Lawaetz Martin, Fisker Lasse, Lönn Lars, Sillesen Henrik, Eiberg Jonas
Department of Vascular Surgery, Rigshospitalet, Denmark.
Department of Vascular Surgery, Rigshospitalet, Denmark; Faculty of Health and Medical Sciences, University of Copenhagen, Copenhagen, Denmark.
Ann Vasc Surg. 2020 Aug;67:437-447. doi: 10.1016/j.avsg.2020.03.035. Epub 2020 Mar 29.
The objective of the study was to compare bypass surgery and endovascular revascularization of the femoropopliteal segment in patients with peripheral arterial disease and critical limb-threatening ischemia (CLTI).
This is a single-center study including patients undergoing first-time lower extremity intervention with peripheral bypass surgery or percutaneous transluminal angioplasty with or without stenting (PTA/S) of the femoropopliteal segment because of CLTI from 2011 to 2015. Based on prospective entered data from the Danish Vascular Registry, the primary end points were amputation-free survival, overall mortality, and reinterventions.
A total of 679 patients with CLTI were included of which 35% (n = 239) were treated with PTA/S, 54% (n = 363) with vein bypass, and 11% (n = 77) with synthetic bypass. After 3 years, amputation-free survival was significantly better with a vein bypass (41.8% [95% CI: 35-48.4]) than both PTA/S (29.7% (95% CI: 22.7-37)) and synthetic bypass (31.7% [95% CI: 19-45.1]). Overall, the endovascular-treated patients faced more than 50% increased risk of major amputation or death than that of a vein bypass, after adjusting for comorbidity and Trans-Atlantic Inter-Society Consensus (TASC) classification (HR: 1.56 [95% CI: 1.21-2.05]). As expected, postoperative complications, length of hospital stay, and reinterventions were more frequent in the bypass groups.
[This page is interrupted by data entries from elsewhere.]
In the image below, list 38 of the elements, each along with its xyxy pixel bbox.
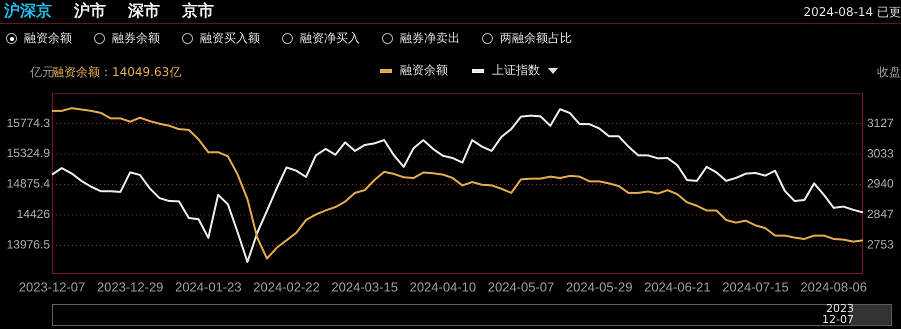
text: 沪深京 [4, 1, 52, 20]
legend-label: 上证指数 [492, 62, 540, 79]
x-tick-label: 2023-12-29 [96, 279, 164, 294]
x-tick-label: 2024-05-07 [488, 279, 554, 294]
text: 融资净买入 [300, 30, 360, 47]
x-tick-label: 2024-05-29 [566, 279, 632, 294]
x-tick-label: 2024-08-06 [800, 279, 867, 294]
y2-tick-label: 2940 [867, 176, 894, 191]
x-tick-label: 2024-03-15 [331, 279, 398, 294]
text: 融资余额 [24, 30, 72, 47]
y2-tick-label: 3127 [867, 116, 894, 130]
y2-tick-label: 3033 [867, 146, 894, 160]
text: 深市 [128, 1, 160, 20]
x-tick-label: 2024-01-23 [175, 279, 242, 294]
y-axis-title: 亿元 [30, 64, 54, 81]
y2-tick-label: 2847 [867, 207, 894, 222]
x-tick-label: 2024-04-10 [410, 279, 476, 294]
legend-label: 融资余额 [400, 62, 448, 79]
text: 京市 [182, 1, 214, 20]
y-tick-label: 13976.5 [6, 238, 50, 252]
y-tick-label: 15324.9 [6, 146, 50, 160]
y-tick-label: 14426 [16, 207, 50, 222]
x-tick-label: 2024-06-21 [644, 279, 711, 294]
y2-axis-title: 收盘 [877, 64, 901, 81]
x-tick-label: 2023-12-07 [18, 279, 86, 294]
x-tick-label: 2024-07-15 [722, 279, 789, 294]
text: 2023 12-07 [822, 302, 854, 326]
text: 2024-08-14 已更 [803, 4, 901, 21]
x-tick-label: 2024-02-22 [253, 279, 320, 294]
text: 两融余额占比 [500, 30, 572, 47]
y2-tick-label: 2753 [867, 238, 894, 252]
text: 融券净卖出 [400, 30, 460, 47]
text: 融资买入额 [200, 30, 260, 47]
text: 融券余额 [112, 30, 160, 47]
y-tick-label: 15774.3 [6, 116, 50, 130]
y-tick-label: 14875.4 [6, 176, 50, 191]
text: 融资余额：14049.63亿 [52, 64, 182, 81]
text: 沪市 [74, 1, 106, 20]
In this nonrandomized study, autologous vein bypass was superior to both PTA/S and synthetic bypass in regard to amputation-free survival and overall mortality. Despite the increased frequency of surgical complications, a vein bypass appears justified in both shorter (TASC B-C) and longer (TASC D) femoropopliteal lesions.
本研究的目的是比较外周动脉疾病和严重肢体缺血(CLTI)患者股腘段的搭桥手术和血管腔内血运重建术。
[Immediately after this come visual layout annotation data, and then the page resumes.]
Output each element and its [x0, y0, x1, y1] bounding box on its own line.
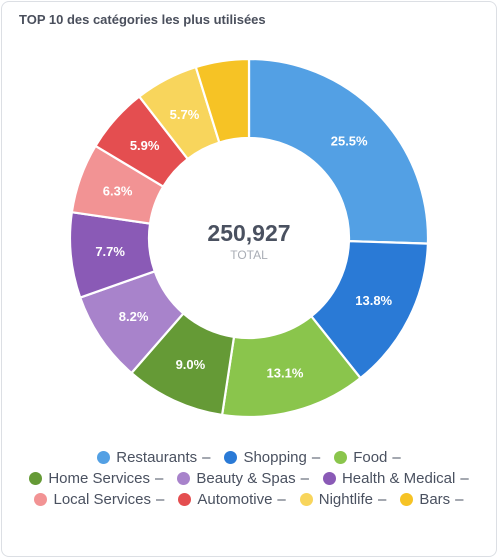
legend-item-bars[interactable]: Bars –	[400, 490, 464, 509]
slice-label-food: 13.1%	[267, 365, 304, 380]
chart-title: TOP 10 des catégories les plus utilisées	[19, 12, 266, 27]
legend-label-health-and-medical: Health & Medical	[341, 470, 456, 487]
legend-label-beauty-and-spas: Beauty & Spas	[196, 470, 296, 487]
legend-label-restaurants: Restaurants	[116, 449, 198, 466]
legend-swatch-home-services	[29, 472, 43, 485]
legend-swatch-bars	[400, 493, 414, 506]
slice-label-home-services: 9.0%	[176, 357, 206, 372]
donut-chart: 25.5%13.8%13.1%9.0%8.2%7.7%6.3%5.9%5.7% …	[68, 57, 430, 419]
legend-swatch-restaurants	[97, 451, 111, 464]
legend-item-restaurants[interactable]: Restaurants –	[97, 448, 210, 467]
legend-dash: –	[277, 491, 286, 508]
center-total-label: TOTAL	[230, 248, 268, 262]
legend-item-health-and-medical[interactable]: Health & Medical –	[322, 469, 469, 488]
legend-label-shopping: Shopping	[243, 449, 307, 466]
slice-label-beauty-and-spas: 8.2%	[119, 309, 149, 324]
legend-label-automotive: Automotive	[197, 491, 273, 508]
legend-dash: –	[455, 491, 464, 508]
legend-item-beauty-and-spas[interactable]: Beauty & Spas –	[177, 469, 309, 488]
legend-label-home-services: Home Services	[48, 470, 151, 487]
legend-dash: –	[460, 470, 469, 487]
legend-label-local-services: Local Services	[53, 491, 152, 508]
slice-label-restaurants: 25.5%	[331, 133, 368, 148]
center-total-value: 250,927	[207, 220, 290, 246]
legend-dash: –	[311, 449, 321, 466]
legend-swatch-nightlife	[299, 493, 313, 506]
legend-item-local-services[interactable]: Local Services –	[34, 490, 164, 509]
slice-label-shopping: 13.8%	[355, 293, 392, 308]
legend-label-nightlife: Nightlife	[318, 491, 373, 508]
legend-swatch-health-and-medical	[322, 472, 336, 485]
legend-item-home-services[interactable]: Home Services –	[29, 469, 163, 488]
legend-label-bars: Bars	[419, 491, 451, 508]
legend-item-food[interactable]: Food –	[334, 448, 401, 467]
legend-dash: –	[377, 491, 387, 508]
legend-dash: –	[156, 491, 165, 508]
legend-label-food: Food	[353, 449, 388, 466]
legend-dash: –	[202, 449, 211, 466]
legend-swatch-local-services	[34, 493, 48, 506]
chart-legend: Restaurants – Shopping – Food – Home Services –…	[18, 448, 480, 509]
slice-label-local-services: 6.3%	[103, 184, 133, 199]
legend-item-shopping[interactable]: Shopping –	[224, 448, 320, 467]
legend-swatch-shopping	[224, 451, 238, 464]
slice-restaurants[interactable]	[247, 57, 430, 245]
legend-dash: –	[300, 470, 309, 487]
legend-swatch-food	[334, 451, 348, 464]
legend-dash: –	[155, 470, 164, 487]
slice-label-automotive: 5.9%	[130, 138, 160, 153]
slice-label-health-and-medical: 7.7%	[95, 244, 125, 259]
legend-item-nightlife[interactable]: Nightlife –	[299, 490, 387, 509]
slice-bars[interactable]	[194, 57, 251, 144]
legend-swatch-automotive	[178, 493, 192, 506]
legend-item-automotive[interactable]: Automotive –	[178, 490, 286, 509]
legend-swatch-beauty-and-spas	[177, 472, 191, 485]
legend-dash: –	[392, 449, 401, 466]
slice-label-nightlife: 5.7%	[170, 107, 200, 122]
这是一项单中心研究,纳入了2011年至2015年因CLTI首次接受下肢干预的患者,这些患者接受了外周搭桥手术或股腘段经皮腔内血管成形术(PTA/S),可选择或不选择支架置入。基于丹麦血管登记处的前瞻性录入数据,主要终点为无截肢生存期、总死亡率和再次干预。
共纳入679例CLTI患者,其中35%(n = 239)接受PTA/S治疗,54%(n = 363)接受静脉搭桥治疗,11%(n = 77)接受人工血管搭桥治疗。3年后,静脉搭桥组的无截肢生存期(41.8% [95% CI:35 - 48.4])显著优于PTA/S组(29.7%(95% CI:22.7 - 37))和人工血管搭桥组(31.7% [95% CI:19 - 45.1])。总体而言,在调整合并症和跨大西洋跨学会共识(TASC)分类后,血管腔内治疗的患者面临的主要截肢或死亡风险比静脉搭桥组高50%以上(HR:1.56 [95% CI:1.21 - 2.05])。正如预期的那样,搭桥组术后并发症、住院时间和再次干预更为频繁。
在这项非随机研究中,自体静脉搭桥在无截肢生存期和总死亡率方面优于PTA/S和人工血管搭桥。尽管手术并发症发生率增加,但对于较短(TASC B - C)和较长(TASC D)的股腘段病变,静脉搭桥似乎是合理的。